The scientists will record their weight and health at three, six and 12 months and possibly even longer, depending on how the trial goes. They will ask the trial participants to maintain normal eating and health habits during the test.
#5 The team of scientists have long been interested in the effects of frozen feces on various ailments.
Dr Elaine Yu, an assistant professor and clinical researcher, told Ars Technica: ‘We have no idea what the result will be', but that she and her colleagues are cautiously optimistic. At the moment, there is a lot that scientists don't know about the microbes in the body or what they do, which Dr Yu said is ‘highly unsatisfying'.
#6 Last year, they tested frozen poo tablets on a deadly hospital superbug.
The infection in question Clostridium difficule (C. difficle) can be life threatening. But, the scientists found that introducing ‘normal' gut bacteria from a healthy donor's excrement rebalanced a C. difficile patient's system, curing their illness. They were able to successfully cure 18 of 20 patients who took part in the study of their diarrohea, improving their condition.

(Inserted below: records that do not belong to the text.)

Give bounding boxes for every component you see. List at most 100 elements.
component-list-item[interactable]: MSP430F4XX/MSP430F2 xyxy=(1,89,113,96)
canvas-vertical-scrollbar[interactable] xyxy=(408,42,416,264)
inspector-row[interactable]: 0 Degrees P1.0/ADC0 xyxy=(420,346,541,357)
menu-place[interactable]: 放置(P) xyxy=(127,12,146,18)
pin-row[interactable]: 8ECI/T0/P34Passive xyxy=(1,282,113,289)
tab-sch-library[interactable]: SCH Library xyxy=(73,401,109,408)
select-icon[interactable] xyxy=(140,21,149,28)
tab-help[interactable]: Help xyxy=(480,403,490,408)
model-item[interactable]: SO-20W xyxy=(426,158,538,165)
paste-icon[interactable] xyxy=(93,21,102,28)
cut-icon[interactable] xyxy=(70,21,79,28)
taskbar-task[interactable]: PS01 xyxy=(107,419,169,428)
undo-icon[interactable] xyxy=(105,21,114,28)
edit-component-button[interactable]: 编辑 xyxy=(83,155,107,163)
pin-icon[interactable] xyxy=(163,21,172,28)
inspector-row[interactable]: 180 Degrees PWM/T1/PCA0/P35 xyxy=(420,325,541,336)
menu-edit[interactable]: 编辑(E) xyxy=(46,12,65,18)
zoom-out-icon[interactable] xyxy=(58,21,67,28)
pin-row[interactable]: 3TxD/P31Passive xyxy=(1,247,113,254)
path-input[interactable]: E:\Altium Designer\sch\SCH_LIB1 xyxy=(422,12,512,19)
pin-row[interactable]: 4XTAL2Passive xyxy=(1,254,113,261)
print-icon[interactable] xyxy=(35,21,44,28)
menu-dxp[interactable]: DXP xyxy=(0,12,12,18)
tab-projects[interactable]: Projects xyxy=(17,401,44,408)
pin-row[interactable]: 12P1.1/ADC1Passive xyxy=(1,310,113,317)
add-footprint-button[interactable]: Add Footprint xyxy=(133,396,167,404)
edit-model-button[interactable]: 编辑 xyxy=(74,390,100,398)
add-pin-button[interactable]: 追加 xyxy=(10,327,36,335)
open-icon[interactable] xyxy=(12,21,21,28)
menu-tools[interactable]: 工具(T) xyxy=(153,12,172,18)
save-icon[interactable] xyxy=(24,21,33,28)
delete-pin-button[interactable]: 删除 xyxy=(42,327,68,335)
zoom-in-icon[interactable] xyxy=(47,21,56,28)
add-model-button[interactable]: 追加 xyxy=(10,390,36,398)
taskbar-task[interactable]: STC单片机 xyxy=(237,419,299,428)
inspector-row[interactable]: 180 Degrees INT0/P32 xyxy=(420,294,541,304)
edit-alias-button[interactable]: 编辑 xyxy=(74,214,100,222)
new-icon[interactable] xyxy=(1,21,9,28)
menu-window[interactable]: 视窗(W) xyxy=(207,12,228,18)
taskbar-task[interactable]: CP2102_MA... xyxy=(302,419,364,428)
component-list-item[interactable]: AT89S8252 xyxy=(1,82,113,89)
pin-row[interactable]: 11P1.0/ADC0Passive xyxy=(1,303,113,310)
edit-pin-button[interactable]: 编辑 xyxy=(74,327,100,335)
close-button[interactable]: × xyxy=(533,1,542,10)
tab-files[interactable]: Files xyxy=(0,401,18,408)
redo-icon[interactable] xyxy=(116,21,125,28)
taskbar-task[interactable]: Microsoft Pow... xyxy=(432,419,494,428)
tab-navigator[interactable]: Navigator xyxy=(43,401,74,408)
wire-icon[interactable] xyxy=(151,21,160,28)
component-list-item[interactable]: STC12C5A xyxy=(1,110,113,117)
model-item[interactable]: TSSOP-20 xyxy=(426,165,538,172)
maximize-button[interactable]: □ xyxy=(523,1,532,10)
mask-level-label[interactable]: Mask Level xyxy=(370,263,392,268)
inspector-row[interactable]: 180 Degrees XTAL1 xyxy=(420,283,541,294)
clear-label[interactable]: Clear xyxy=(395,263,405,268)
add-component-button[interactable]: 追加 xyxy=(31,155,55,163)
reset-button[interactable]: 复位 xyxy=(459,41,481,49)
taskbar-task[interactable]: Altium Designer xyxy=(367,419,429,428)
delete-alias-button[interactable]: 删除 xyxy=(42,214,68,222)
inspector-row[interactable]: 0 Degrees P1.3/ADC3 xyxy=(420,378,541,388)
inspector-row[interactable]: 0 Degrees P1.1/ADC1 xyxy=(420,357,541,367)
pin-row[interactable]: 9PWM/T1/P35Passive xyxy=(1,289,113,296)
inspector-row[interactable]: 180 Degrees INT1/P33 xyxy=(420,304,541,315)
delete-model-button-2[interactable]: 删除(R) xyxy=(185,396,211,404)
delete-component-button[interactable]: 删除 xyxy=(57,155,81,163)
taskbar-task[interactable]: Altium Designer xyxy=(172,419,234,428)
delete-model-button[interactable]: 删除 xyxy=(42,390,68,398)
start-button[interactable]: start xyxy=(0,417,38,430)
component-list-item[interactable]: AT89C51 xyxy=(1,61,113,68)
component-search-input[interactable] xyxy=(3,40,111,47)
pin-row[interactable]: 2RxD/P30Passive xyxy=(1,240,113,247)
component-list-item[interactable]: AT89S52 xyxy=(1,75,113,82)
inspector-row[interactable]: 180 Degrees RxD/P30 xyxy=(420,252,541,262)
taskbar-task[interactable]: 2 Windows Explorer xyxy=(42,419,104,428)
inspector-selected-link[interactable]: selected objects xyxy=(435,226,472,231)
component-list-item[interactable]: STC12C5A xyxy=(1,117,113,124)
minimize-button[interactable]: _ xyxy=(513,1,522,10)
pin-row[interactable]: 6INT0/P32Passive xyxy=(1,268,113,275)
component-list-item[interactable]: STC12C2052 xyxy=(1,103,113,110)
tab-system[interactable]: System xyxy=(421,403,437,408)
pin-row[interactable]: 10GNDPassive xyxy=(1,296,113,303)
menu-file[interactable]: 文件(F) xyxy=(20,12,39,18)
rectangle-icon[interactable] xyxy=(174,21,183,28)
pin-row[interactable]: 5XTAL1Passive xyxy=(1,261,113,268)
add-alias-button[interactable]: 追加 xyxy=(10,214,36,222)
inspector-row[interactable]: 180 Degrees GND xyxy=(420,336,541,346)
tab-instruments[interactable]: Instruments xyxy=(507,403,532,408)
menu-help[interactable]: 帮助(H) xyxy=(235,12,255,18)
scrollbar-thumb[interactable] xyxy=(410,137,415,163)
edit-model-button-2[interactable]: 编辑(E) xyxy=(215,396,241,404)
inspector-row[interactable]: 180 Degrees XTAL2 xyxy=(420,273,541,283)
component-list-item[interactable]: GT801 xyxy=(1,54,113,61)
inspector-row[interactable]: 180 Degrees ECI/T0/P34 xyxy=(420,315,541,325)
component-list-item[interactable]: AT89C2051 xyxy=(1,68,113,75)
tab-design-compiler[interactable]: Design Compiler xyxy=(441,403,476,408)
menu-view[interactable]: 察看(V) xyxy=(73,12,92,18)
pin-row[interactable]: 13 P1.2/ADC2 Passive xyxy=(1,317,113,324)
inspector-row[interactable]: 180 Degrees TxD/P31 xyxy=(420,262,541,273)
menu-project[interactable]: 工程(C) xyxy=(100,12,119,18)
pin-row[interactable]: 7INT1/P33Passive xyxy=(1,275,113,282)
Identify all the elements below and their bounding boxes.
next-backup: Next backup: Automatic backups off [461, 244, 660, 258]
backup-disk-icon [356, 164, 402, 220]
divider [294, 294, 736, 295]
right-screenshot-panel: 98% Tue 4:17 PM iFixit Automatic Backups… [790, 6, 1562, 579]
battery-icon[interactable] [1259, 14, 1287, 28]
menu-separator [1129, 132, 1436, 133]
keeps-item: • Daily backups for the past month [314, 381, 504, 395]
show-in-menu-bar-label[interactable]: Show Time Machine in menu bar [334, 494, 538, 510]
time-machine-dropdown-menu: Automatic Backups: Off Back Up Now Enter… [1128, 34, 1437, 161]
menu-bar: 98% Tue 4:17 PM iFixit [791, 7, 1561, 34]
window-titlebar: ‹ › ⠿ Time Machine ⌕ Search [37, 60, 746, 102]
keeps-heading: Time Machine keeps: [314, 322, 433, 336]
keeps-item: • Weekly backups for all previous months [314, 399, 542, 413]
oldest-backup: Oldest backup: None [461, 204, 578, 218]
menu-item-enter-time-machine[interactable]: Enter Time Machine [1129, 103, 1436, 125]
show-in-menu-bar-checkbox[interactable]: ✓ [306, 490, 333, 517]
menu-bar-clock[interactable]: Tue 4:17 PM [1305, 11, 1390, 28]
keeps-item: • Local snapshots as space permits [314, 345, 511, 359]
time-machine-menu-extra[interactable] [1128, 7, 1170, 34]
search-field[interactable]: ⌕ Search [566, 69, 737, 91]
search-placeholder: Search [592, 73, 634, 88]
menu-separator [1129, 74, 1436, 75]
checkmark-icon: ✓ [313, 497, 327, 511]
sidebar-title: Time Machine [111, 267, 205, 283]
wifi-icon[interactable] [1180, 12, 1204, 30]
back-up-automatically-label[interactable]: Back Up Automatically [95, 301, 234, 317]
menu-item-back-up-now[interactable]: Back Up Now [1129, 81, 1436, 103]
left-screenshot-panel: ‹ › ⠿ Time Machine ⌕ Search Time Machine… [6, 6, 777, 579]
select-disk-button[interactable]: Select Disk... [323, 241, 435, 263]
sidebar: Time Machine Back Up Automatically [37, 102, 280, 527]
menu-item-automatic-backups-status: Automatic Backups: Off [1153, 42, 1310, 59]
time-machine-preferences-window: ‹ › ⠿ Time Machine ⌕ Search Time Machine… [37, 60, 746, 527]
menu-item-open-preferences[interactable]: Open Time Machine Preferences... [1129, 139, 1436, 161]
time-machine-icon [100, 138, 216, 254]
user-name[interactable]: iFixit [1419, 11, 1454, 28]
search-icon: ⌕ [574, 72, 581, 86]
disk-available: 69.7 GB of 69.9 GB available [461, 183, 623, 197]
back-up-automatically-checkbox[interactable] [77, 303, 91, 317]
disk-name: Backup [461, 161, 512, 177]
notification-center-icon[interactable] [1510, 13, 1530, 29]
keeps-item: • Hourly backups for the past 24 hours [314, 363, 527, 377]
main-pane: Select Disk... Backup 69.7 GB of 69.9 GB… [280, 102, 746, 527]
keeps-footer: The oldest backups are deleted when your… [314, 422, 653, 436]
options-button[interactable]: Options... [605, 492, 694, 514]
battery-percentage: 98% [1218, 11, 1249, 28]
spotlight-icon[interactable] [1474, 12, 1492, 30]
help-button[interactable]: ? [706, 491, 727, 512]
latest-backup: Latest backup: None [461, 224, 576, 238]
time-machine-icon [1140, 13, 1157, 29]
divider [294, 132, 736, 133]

Similar stool treatments can also be conducted in an operation known as as fecal micriobata transplant (FMT).
#7 Faeces contains microbes from the intestines, and past studies suggest these microbes could influence a person's weight.
A slim man who had received a fecal transplant in 2011 for her recurring C. difficle infections ended up becoming obese. However, he was treated for the infection with a stool transplant from an overweight donor. This leads scientists involved to believe that the treatments from a slender person to an obese person will be worth continuing the study.
#8 Once the test is completed, the scientists will for the first time try to determine once and for all if microbes can cause weight changes.
Mounting scientific evidence suggests that gut microbiota plays an important role in regulating the human metabolism. Dr Yu told Ars Technica that she hopes microbe treatments will one day go hand-in-hand with dietary interventions to treat obesity and metabolic disorders.